Imagine one of those children mentioned in the article, now an adult, giving a news conference with all the images of their abuse plastered around them, as they calmly and with utter detachment describe the full truth of what happened in each of those pictures. Such detachment breaks all attachment to shame, blame, and victimhood—in fact any identification of self with the images presented. Nonetheless, the full truth of what fully happened in each of those images is fully known, fully owned, and fully released. The images no longer hold any energetic attachment or charge. This is healing detachment.
In such detachment there is no longer any emotional or physical energy attached to those scenes from the past. All energy has been retrieved for a new and evolving life. Those images are the shells of a prior life, but life has actually moved on. This detachment offers the means to completely break free of the predator’s grip—to be freed of the tyrant to control life—and to be freed of the self defined by the predator.
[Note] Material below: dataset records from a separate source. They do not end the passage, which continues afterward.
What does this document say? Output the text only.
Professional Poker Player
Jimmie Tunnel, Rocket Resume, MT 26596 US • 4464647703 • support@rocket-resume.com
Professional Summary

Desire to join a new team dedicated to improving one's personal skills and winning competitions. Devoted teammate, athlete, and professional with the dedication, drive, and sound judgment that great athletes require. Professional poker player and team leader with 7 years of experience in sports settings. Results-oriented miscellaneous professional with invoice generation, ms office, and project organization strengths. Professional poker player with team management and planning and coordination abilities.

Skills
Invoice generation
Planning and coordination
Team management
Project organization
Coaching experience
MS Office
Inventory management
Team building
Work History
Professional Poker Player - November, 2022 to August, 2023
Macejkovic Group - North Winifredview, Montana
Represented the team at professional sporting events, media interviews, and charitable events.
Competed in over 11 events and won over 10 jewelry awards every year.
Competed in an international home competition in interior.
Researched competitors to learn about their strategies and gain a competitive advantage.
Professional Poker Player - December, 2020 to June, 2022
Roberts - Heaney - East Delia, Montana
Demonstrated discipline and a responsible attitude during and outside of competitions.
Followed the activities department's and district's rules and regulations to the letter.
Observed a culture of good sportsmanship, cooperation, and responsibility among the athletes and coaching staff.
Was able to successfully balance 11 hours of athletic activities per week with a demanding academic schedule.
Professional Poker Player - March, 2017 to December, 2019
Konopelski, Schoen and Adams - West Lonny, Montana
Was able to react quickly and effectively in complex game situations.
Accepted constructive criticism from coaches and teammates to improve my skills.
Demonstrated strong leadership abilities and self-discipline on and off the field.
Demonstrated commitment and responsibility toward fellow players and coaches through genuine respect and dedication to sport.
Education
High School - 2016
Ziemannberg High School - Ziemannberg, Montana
This kind of detachment is life freed from its absorption with the self of those images. From this place the predator has no home, and thus no power. This new self is not a victim. This new self has moved on. This new self is a fluid ever-evolving being now, freed of all fixated definitions.
This kind of healing that I envision for the young women in the NYT article, frees the old self in those images from static interpretations and judgments, all the fixations of the self-absorbed mind. The freed self exists outside the predatory confines of the mind, as well as all who seek to feed off the torment of the once victimized being. That victimized being simply doesn’t exist anymore.
In fact, the evolved being can look back with compassion at all still caught in the confines of self-absorption. That freed being is fluid, able to resume its interrupted journey, in its evolved state having moved beyond the guardian mind of our limited world of self-absorption, a world that even says no one can heal from such a thing. Such an evolved being is now a beacon of developmental necessity, a shining example of where we all need to go now.